The cell runs on something that behaves like a code — an arbitrary, rule-based mapping with stored instructions, proofreading, and on-off switches. Maybe that is only a powerful metaphor for clever chemistry; the objection is fair and should be granted its weight. But maybe a thing that stores, reads, and executes coded instructions is exactly what it looks like — the work of a mind — and the case for that reading grows, not shrinks, the more we learn about the genome. Hold it as the strong inference it is, not the proof it isn't.
The honest verdict
Of the arguments in this section, this is the one I find most quietly compelling, and the one I am most careful with — both for the same reason.
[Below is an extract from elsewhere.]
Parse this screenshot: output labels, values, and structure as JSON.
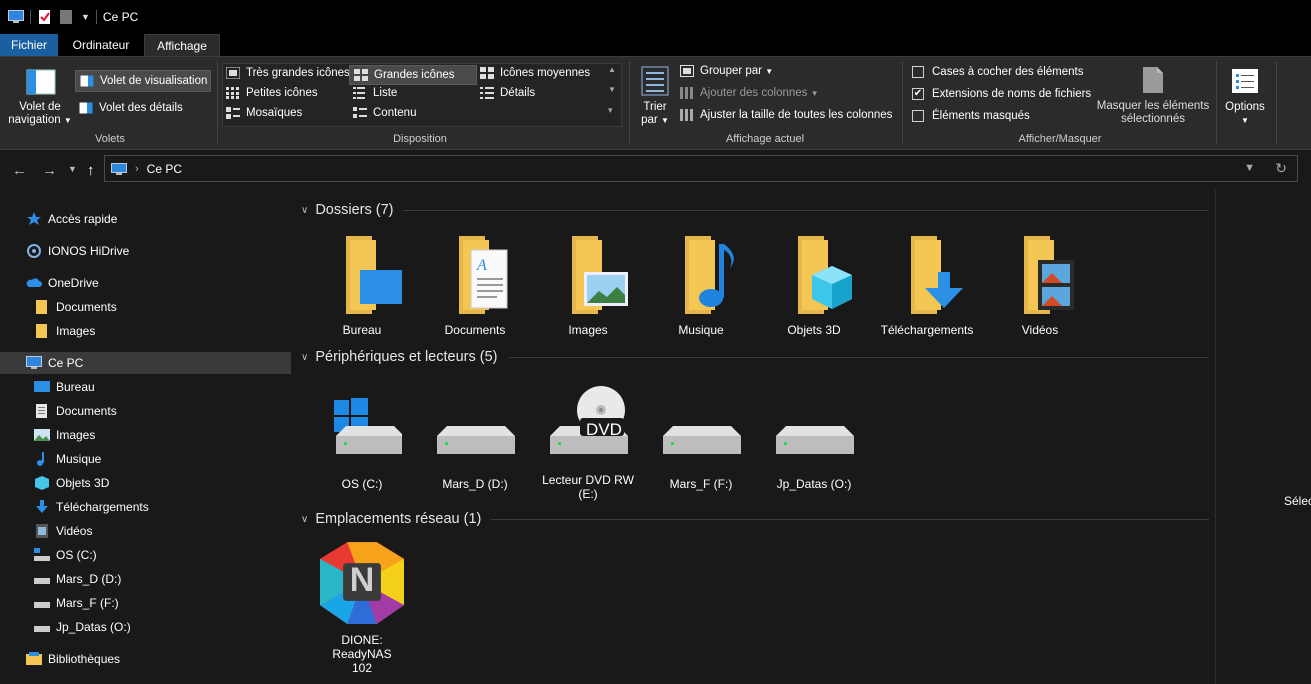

It is compelling because it does not depend on a gap or a failure of science; it depends on a positive feature of the most-studied molecule on Earth, a feature that becomes more striking, not less, as the science advances: the cell stores and runs coded information. It needs care because its whole force lives in an analogy, and analogies are where honest arguments most often overreach. So I will not say the genetic code proves a Designer; a thoughtful person can hold that "code" is our useful metaphor for an extraordinary chemistry, and follow the science to see how far that goes. What I will say is that reading a Mind behind a system that writes, proofreads, and executes instructions in an arbitrary symbolic alphabet is a reasonable inference — arguably the most reasonable one — and that it is offered here as an inference, not a closed case. And it is, once more, an old reading made newly vivid. "In the beginning was the Word" (John 1:1) — the Logos, reason and language itself, the One by whom "all things were made" (John 1:3). That the deepest layer of every living thing turns out to be written in a language does not prove that verse. It is, yet again, precisely the kind of thing the verse would lead you to expect.
Sources are summarized, not reproduced. The molecular facts (the four-letter alphabet, 64 codons mapped to 20 amino acids, the near-universal and largely arbitrary code, transcription/translation/proofreading) are standard molecular biology. "Frozen accident" is F. Crick (1968); the error-minimization / non-randomness of the code is from the subsequent optimization literature. The design-from-information argument and the Shannon-versus-specified/functional-information distinction are from S. Meyer, Signature in the Cell (2009), and W. Dembski; the metaphor critique and the "specified information is undefined / natural processes add information" objections are the standard replies. Scripture from the King James Version, linked to BibleHub. This page offers the design inference as a reasonable inference from a positive feature of the cell, explicitly not as a proof or a god-of-the-gaps argument.